Here is a screen shot of what it looks like on the reference card when I have all 3 DisplayPort monitors on 144hz and the fan profile is set to 900 rpm minimum over the default in order to maintain the normal idle temperatures. This is a valid workaround for the Reference card only because the custom cooled cards such as the Sapphire Nitro+ cannot have the default fan profile modified in anyway either through Wattman or 3rd party apps like Afterburner.

AMD Vega 64 Reference Card (All 3 displays at 144Hz)

pastedImage_1.pngpastedImage_6.png

We can see from this the incorrect behavior resulting in a higher idle power draw and higher voltage of 0.95v.

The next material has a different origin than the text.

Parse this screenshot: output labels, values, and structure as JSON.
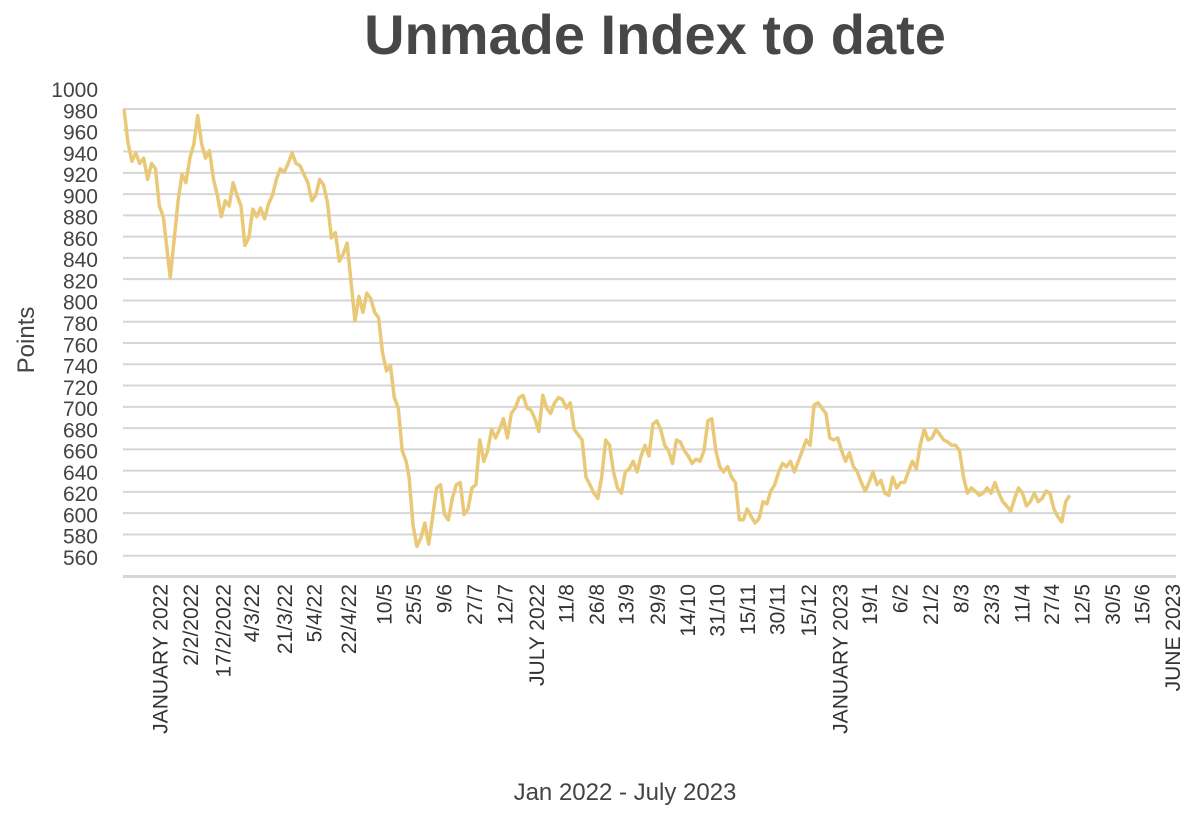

This custom fan profile is only valid for the Reference Cards. Changing it on the Sapphire Nitro does not disable the zero rpm feature.

pastedImage_0.png

For now, when using the custom AIB cards such as the Nitro+ I have to run the 2nd and 3rd monitor at 120Hz in order to drop the GPU idle memory clock to 167mhz.

Here is what it looks like on the Sapphire Nitro+ with the primary display (center monitor) on 144hz and the side monitors on 120hz.

Sapphire NITRO+ RX Vega 64 (Display 1 144Hz, Display 2 120Hz, Display 3 120Hz)

pastedImage_3.pngpastedImage_7.png

As you can see from this behavior, different display running at different refresh rates do not prevent the GPU memory clock from idling at the low power state which is good news because this is something that has plagued GPU vendors for many years. Here we can see the expected power draw of 3 watts and a voltage of 0.7688v.